Today, I arranged and attended a training session called Getting Things Done. I’d described this to my co-workers as a time management training on steroids. I was looking forward to learning some tips and tricks so I can be more productive, considering there aren’t enough hours in the day to complete all the tasks on my long to do list. By the way…to do lists are very passé now.
Lists are still very much in vogue. In fact, they now recommend more lists, not less. They just don’t call them to do lists anymore, they’ve evolved into something much greater. I’m supposed to empty my cluttered mind and put it all down on paper or in an electronic device every week. After I record all the various random thoughts in my head, I need to place them into categories…lots and lots of different categories.
E-mail has its own special rules and categories. There’s the e-mails I can take care of in two minutes or less and the Nike logo comes to mind-Just Do It. There’s the e-mails that require more than one action. The speaker called those projects. There’s the items that go in the trash. I love those. There’s the items we can delegate, defer, and ponder for a later date (I’m paraphrasing now). The items we can’t take care of in two minutes or less we need to put on a completely new set of lists to outline next actions. By now, my head is spinning because I don’t make lists on anything, not even in my weapons of mass distraction (another new term for all our electronic devices-iPhone, iPad, iWatch).

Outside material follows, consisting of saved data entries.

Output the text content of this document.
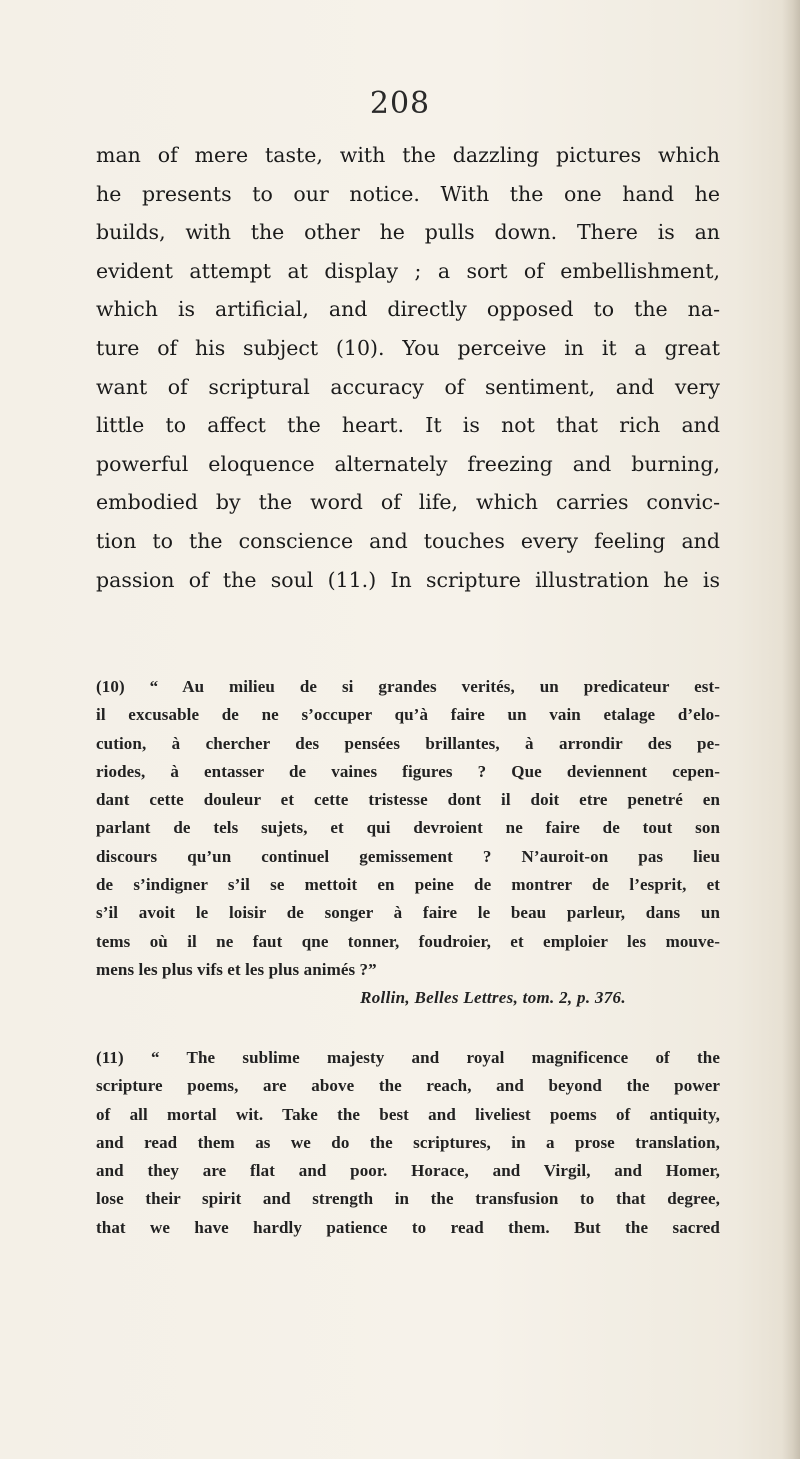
208
man of mere taste, with the dazzling pictures which
he presents to our notice. With the one hand he
builds, with the other he pulls down. There is an
evident attempt at display ; a sort of embellishment,
which is artificial, and directly opposed to the na-
ture of his subject (10). You perceive in it a great
want of scriptural accuracy of sentiment, and very
little to affect the heart. It is not that rich and
powerful eloquence alternately freezing and burning,
embodied by the word of life, which carries convic-
tion to the conscience and touches every feeling and
passion of the soul (11.) In scripture illustration he is
(10) “ Au milieu de si grandes verités, un predicateur est-
il excusable de ne s’occuper qu’à faire un vain etalage d’elo-
cution, à chercher des pensées brillantes, à arrondir des pe-
riodes, à entasser de vaines figures ? Que deviennent cepen-
dant cette douleur et cette tristesse dont il doit etre penetré en
parlant de tels sujets, et qui devroient ne faire de tout son
discours qu’un continuel gemissement ? N’auroit-on pas lieu
de s’indigner s’il se mettoit en peine de montrer de l’esprit, et
s’il avoit le loisir de songer à faire le beau parleur, dans un
tems où il ne faut qne tonner, foudroier, et emploier les mouve-
mens les plus vifs et les plus animés ?”
Rollin, Belles Lettres, tom. 2, p. 376.
(11) “ The sublime majesty and royal magnificence of the
scripture poems, are above the reach, and beyond the power
of all mortal wit. Take the best and liveliest poems of antiquity,
and read them as we do the scriptures, in a prose translation,
and they are flat and poor. Horace, and Virgil, and Homer,
lose their spirit and strength in the transfusion to that degree,
that we have hardly patience to read them. But the sacred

While talking to an exceptionally organized colleague who knows exactly what her next steps (actions) will be for everything, and described herself as a linear thinker, I knew I was in trouble. I am the opposite of a linear thinker. Random thoughts pop in my head all the time. I tackle projects haphazardly. I don’t even know who done it, until I write it.
I’m fascinated with technology so there was a small part of me that was excited when the speaker told us to pick a tool to organize our life. I promptly downloaded a note app. I was proud of myself. I thought, I could do this because I get to use my new iWatch.
Time will tell whether I’ll be able to follow the tips and tricks suggested. I do agree with David Allen, the founder of this training, that, “the mind is for having ideas and not holding them.” I plan to record my book ideas into my new iWatch app. When I wake up (in the middle of the night) with the entire dialogue for the next scene in my book whirling around in my head, I’ll record a note in the notes app.